John Ernst Steinbeck was born in Salinas, California on February 27, 1902. His mother, Olive, nourished a love of reading and writing in her son who, at age fourteen, declared his intention to become a writer. According to Steinbeck scholar Susan Shillinglaw, the adolescent Steinbeck lived "in a world of his own making, writing stories and poems in his upstairs bedroom."
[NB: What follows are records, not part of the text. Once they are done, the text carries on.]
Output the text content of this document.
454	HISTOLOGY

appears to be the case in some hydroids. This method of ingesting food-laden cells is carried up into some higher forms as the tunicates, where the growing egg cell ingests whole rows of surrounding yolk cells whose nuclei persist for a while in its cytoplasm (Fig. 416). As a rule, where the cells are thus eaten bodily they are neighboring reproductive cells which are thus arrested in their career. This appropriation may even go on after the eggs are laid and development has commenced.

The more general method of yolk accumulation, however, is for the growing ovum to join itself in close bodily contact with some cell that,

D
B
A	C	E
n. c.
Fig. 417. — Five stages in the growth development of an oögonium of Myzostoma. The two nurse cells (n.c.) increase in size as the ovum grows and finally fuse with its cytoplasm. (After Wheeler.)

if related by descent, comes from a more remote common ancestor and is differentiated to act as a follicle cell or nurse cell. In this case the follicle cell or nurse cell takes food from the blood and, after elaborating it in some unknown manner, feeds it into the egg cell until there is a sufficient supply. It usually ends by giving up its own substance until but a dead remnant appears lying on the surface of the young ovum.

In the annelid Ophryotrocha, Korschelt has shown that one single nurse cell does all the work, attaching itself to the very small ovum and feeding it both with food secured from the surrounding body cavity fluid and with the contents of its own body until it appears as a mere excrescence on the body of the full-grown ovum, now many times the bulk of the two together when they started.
He attended Stanford University from 1919-1925, studying English literature but never receiving a degree. He worked with ranchers and migrants, relationships which clearly inform his body of work. As Shillinglaw observes, these relationships led Steinbeck, in his earliest fiction of the 1930s, to "claim his people . . . common people shaped by the environments they inhabit." Works of this period include The Pastures of Heaven (1932) and To a God Unknown (1933). Along with his first novel, Cup of Gold (1929), these novels did not meet with critical success. By contrast, Tortilla Flat (1935), a humorous look at the paisanos of Monterey, received both critical acclaim and popular success.
Shillinglaw points out that, like many 1930s intellectuals, Steinbeck sympathized with communism's concern for the working class (though Steinbeck himself was never a communist, nor did he approve of the Soviet system's repression of the individual). This concern clearly influences The Grapes of Wrath (1939), which won the 1940 Pulitzer Prize. It also met with controversy, however. While widely regarded as Steinbeck's finest work, it aroused the anger of Oklahomans and Californians. Still others objected to its "crass" language.
Steinbeck served as a correspondent for the New York Herald Tribune during World War II. Some of his important later works include East of Eden (1952), a modern retelling of the biblical story of Cain and Abel; The Winter of our Discontent (1961), a critique of what Steinbeck regarded as the overly materialistic American lifestyle; and the travelogue Travels with Charley (1962). When he died in New York City in 1968, he was working on an updated version of Sir Thomas Malory's Le Morte d'Arthur, eventually published in 1976 as The Acts of King Arthur and His Noble Knights.
Steinbeck won the Nobel Prize for Literature in 1962, cited for "his realistic as well as imaginative writings, distinguished by a sympathetic humor and a keen social perception."